Moi qui n'étois occupé que de mon grand voyage, j'employai mon séjour dans cette ville à prendre sur cet objet des renseignemens et j'ai m'adressai pour cela à un marchand Génois nommé Jacques Pervézin. Il me conseilla d'aller à Damas; m'assura que j'y trouverois des marchands Vénitiens, Catalans, Florentins, Génois et autres, qui pourroient me guider par leurs conseils, et me donna même, pour un de ses compatriotes appelé Ottobon Escot, une lettre de recommendation.

Résolu de consulter Escot avant de rien entreprendre, je proposai à messire Sanson d'aller voir Damas, sans cependant lui rien dire de mon projet. Il accepta volontiers la proposition, et nous partimes, conduit par un moucre. J'ai déja dit qu'en Syrie les moucres sont des gens dont le métier est de conduire les voyageurs et de leur louer des anes et des mulets.

Au sortir de Barut nous eûmes à traverser de hautes montagnes jusqu'à une longue plaine appelée vallée de Noë, parce que Noë, dit-on, y batit son arche. La vallée a tout au plus une lieue de large; mais elle est agréable et fertile, arrosée par deux rivières et peuplée d'Arabes.

Jusqu'à Damas on continue de voyager entre des montagnes au pied desquelles on trouve beaucoup de villages et de vignobles. Mais je préviens ceux qui, comme moi, auront à les traverser, de songer à se bien munir pour la nuit; car de ma vie je n'ai eu aussi froid. Cette excessive froidure a pour cause la chute de la rosée; et il en est ainsi par toute la Syrie. Plus la chaleur a été grande pendant le jour, plus la rosée est abondante et la nuit froide.

II y a deux journées de Barut à Damas.

Par toute la Syrie les Mahométans ont établi pour les chrétiens une coutume particulière qui ne leur permet point d'aller à cheval dans les villes. Aucun d'eux, s'il est connu pour tel, ne l'oseroit, et en conséquence notre moucre, avant d'entrer, nous fit mettre pied à terre, messire Sanson et moi.

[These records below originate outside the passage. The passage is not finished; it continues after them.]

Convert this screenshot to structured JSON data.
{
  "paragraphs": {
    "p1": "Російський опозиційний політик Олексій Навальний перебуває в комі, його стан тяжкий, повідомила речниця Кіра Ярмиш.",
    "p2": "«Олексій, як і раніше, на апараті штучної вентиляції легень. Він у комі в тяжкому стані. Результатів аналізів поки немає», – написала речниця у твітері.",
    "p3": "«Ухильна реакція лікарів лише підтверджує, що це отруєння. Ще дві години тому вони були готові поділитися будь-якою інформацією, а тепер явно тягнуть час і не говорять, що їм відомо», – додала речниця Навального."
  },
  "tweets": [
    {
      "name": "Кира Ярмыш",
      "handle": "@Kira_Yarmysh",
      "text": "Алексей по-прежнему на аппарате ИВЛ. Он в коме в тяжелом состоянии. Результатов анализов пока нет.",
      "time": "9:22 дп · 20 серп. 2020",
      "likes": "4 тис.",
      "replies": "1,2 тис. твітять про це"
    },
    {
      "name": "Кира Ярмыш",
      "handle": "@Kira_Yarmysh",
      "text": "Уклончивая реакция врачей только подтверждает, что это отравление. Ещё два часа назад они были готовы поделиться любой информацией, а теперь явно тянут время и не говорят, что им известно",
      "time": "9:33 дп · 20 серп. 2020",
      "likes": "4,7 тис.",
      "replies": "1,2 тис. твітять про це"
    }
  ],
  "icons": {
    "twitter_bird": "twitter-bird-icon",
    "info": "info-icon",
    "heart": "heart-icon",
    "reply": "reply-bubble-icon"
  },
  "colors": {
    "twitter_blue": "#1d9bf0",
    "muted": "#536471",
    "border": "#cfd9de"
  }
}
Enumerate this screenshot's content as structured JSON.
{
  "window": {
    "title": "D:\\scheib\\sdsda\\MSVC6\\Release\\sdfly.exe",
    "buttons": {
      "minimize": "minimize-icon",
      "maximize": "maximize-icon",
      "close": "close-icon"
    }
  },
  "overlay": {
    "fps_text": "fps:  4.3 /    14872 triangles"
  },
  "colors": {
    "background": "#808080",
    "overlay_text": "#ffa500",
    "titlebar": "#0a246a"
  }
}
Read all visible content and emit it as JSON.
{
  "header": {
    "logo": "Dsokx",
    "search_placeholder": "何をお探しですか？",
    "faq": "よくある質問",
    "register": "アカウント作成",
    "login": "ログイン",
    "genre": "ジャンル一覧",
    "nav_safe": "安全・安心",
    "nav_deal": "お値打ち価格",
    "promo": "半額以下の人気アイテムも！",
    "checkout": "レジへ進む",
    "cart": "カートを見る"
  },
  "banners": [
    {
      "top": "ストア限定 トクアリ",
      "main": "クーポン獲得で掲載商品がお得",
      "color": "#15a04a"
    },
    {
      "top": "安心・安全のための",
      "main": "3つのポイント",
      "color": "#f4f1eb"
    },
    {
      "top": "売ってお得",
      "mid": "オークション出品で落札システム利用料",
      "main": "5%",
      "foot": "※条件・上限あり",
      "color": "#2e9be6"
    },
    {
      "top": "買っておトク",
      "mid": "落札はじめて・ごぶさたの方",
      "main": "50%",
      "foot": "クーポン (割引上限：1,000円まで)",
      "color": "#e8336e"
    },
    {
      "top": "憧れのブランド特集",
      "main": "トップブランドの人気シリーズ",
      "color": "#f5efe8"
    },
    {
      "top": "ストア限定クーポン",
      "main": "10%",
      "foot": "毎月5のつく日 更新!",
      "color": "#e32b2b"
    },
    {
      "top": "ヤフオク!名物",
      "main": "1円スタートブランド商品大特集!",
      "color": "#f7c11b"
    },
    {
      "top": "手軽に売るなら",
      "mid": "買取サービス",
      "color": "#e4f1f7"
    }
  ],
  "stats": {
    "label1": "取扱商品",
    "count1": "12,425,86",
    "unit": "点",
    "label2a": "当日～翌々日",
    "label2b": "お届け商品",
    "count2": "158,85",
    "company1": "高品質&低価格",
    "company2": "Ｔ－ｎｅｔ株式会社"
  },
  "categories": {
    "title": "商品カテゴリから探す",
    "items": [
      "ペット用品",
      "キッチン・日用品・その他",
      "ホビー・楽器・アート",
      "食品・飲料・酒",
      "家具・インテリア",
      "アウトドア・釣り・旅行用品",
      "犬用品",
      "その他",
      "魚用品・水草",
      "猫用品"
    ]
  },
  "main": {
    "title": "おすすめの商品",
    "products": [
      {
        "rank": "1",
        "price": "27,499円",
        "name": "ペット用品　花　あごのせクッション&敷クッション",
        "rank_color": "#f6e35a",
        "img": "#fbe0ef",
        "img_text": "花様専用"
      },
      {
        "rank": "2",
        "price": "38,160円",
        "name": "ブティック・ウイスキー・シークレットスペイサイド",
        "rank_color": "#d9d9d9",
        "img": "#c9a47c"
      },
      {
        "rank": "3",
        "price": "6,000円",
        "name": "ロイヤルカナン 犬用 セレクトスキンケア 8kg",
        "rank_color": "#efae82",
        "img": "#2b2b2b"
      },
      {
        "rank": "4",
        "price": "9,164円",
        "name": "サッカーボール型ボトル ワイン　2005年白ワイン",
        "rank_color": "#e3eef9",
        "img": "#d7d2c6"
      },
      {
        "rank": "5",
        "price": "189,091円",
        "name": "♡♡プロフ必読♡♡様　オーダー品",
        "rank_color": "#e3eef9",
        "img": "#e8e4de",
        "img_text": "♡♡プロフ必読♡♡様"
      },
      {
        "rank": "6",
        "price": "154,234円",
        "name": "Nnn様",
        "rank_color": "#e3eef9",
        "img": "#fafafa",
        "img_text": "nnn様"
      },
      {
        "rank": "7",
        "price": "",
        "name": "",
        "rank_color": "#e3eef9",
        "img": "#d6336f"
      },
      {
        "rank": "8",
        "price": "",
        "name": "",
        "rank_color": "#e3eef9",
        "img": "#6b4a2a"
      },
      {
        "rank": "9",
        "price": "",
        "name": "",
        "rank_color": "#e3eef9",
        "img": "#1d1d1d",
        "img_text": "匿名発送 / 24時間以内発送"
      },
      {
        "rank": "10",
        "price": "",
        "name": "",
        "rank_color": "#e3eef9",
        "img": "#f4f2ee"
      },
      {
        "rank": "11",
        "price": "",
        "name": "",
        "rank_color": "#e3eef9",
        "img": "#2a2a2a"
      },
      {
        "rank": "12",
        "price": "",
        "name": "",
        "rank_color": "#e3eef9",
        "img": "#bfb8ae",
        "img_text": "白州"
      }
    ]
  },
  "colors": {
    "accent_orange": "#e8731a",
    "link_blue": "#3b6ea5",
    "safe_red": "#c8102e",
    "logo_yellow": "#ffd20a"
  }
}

A peine étions nous entrés qu'une douzaine de Sarrasins s'approcha pour nous regarder. Je portois un grand chapeau de feutre, qui n'est point d'usage dans le pays. Un d'eux vint le frapper par dessous d'un coup de baton, et il me le jeta par terre. J'avoue que mon premier mouvement fut de lever le poing sur lui. Mais le moucre, se jetant entre nous deux, me poussa en arrière, et ce fut pour moi un vrai bonheur; car en un instant trente ou quarante autres personnes accoururent, et, si j'avois frappé, je ne sais ce que nous serions devenus.

Je dis ceci pour avertir que les habitans de cette ville sont gens méchants qui n'entendent pas trop raison, et que par conséquent il faut bien se garder d'avoir querrelle avec eux. Il en est de même ailleurs. J'ai éprouvé par moi-même qu'il ne faut vis-à-vis d'eux ni faire le mauvais, ni se montrer peureux; qù'il ne feut ni paroitre pauvre, parce qu'ils vous mépriseroient; ni riche, parce qu'ils sont très avides, ainsi que l'expérimentent tous ceux qui débarquent à Jaffa.

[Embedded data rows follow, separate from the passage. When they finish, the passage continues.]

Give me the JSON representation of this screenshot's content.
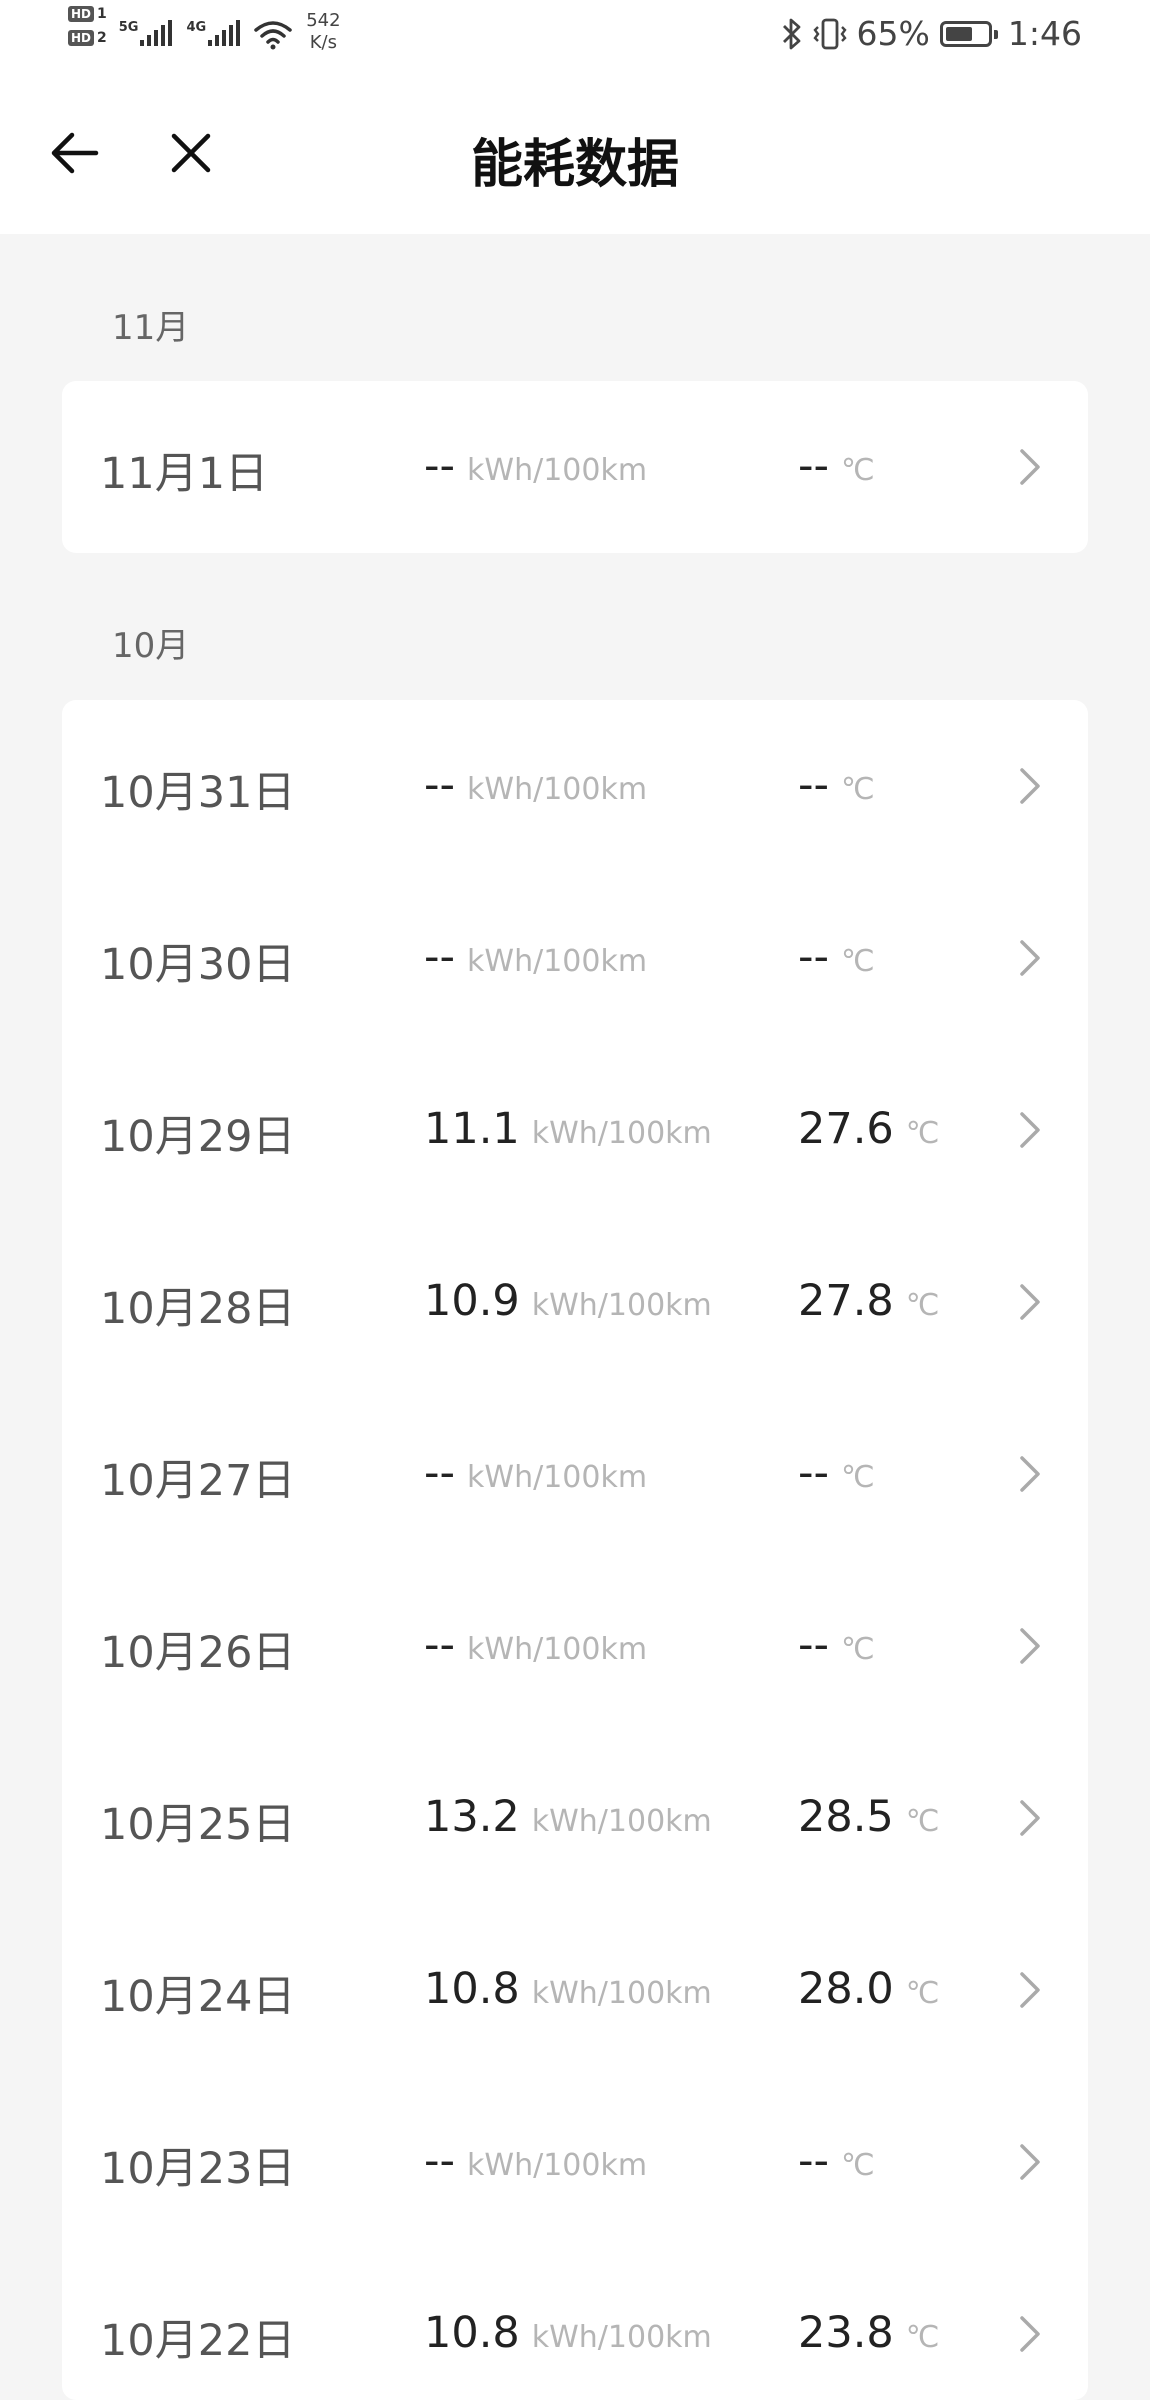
{
  "status_bar": {
    "sim1": "HD",
    "sim1_num": "1",
    "sim2": "HD",
    "sim2_num": "2",
    "net1": "5G",
    "net2": "4G",
    "speed_value": "542",
    "speed_unit": "K/s",
    "battery_percent": "65%",
    "battery_level": 0.65,
    "time": "1:46"
  },
  "nav": {
    "title": "能耗数据",
    "back_icon": "arrow-left-icon",
    "close_icon": "close-icon"
  },
  "sections": [
    {
      "label": "11月",
      "rows": [
        {
          "date": "11月1日",
          "energy": "--",
          "energy_unit": "kWh/100km",
          "temp": "--",
          "temp_unit": "℃"
        }
      ]
    },
    {
      "label": "10月",
      "rows": [
        {
          "date": "10月31日",
          "energy": "--",
          "energy_unit": "kWh/100km",
          "temp": "--",
          "temp_unit": "℃"
        },
        {
          "date": "10月30日",
          "energy": "--",
          "energy_unit": "kWh/100km",
          "temp": "--",
          "temp_unit": "℃"
        },
        {
          "date": "10月29日",
          "energy": "11.1",
          "energy_unit": "kWh/100km",
          "temp": "27.6",
          "temp_unit": "℃"
        },
        {
          "date": "10月28日",
          "energy": "10.9",
          "energy_unit": "kWh/100km",
          "temp": "27.8",
          "temp_unit": "℃"
        },
        {
          "date": "10月27日",
          "energy": "--",
          "energy_unit": "kWh/100km",
          "temp": "--",
          "temp_unit": "℃"
        },
        {
          "date": "10月26日",
          "energy": "--",
          "energy_unit": "kWh/100km",
          "temp": "--",
          "temp_unit": "℃"
        },
        {
          "date": "10月25日",
          "energy": "13.2",
          "energy_unit": "kWh/100km",
          "temp": "28.5",
          "temp_unit": "℃"
        },
        {
          "date": "10月24日",
          "energy": "10.8",
          "energy_unit": "kWh/100km",
          "temp": "28.0",
          "temp_unit": "℃"
        },
        {
          "date": "10月23日",
          "energy": "--",
          "energy_unit": "kWh/100km",
          "temp": "--",
          "temp_unit": "℃"
        },
        {
          "date": "10月22日",
          "energy": "10.8",
          "energy_unit": "kWh/100km",
          "temp": "23.8",
          "temp_unit": "℃"
        }
      ]
    }
  ],
  "colors": {
    "background": "#f5f5f5",
    "card": "#ffffff",
    "value_text": "#222222",
    "date_text": "#555555",
    "unit_text": "#b5b5b5",
    "chevron": "#aaaaaa"
  }
}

Damas peut bien contenir, m'a-t-on dit, cent mille âmes. [Footnote: Il y dans le texte cent mille hommes. Si, par ce mot hommes, l'auteur entend les habitans mâles, alors, pour comprendre les femmes dans la population, il faudroit compter plus de deux cent mille individus au lieu de cent mille. S'il entend les personnes en état de porter les aimes, son état de population est trop fort et ne peut être admis.] La ville est riche, marchande, et, après le Caire, la plus considérable de toutes celles que possède le soudan. Au levant, au septentrion et au midi, elle a une grande plaine; au ponant, une montagne au pied de laquelle sont batis les faubourgs. Elle est traversée d'une rivière qui s'y divise en plusieurs canaux, et fermée dans son enceinte seulement de belles murailles; car les faubourgs sont plus grands que la ville. Nulle part je n'ai vu d'aussi grands jardins, de meilleurs fruits, une plus grande abondance d'eau. Cette abondance est telle qu'il y a peu de maisons, m'a-t-on dit, qui n'aient leur fontaine.

Le seigneur (le gouverneur) n'a, dons toute la Syrie et l'Egypte, que le seul soudan qui lui soit supérieur en puissance. Mais comme en différens temps quelques-uns d'eux se sont revoltés, les soudans ont pris des précautions pour les contenir. Du côté de terre est un grand et fort chateau qui a des fossés larges et profonds. Ils y placent un capitaine à leur choix, et jamais ce capitaine n'y laisse entrer le gouverneur.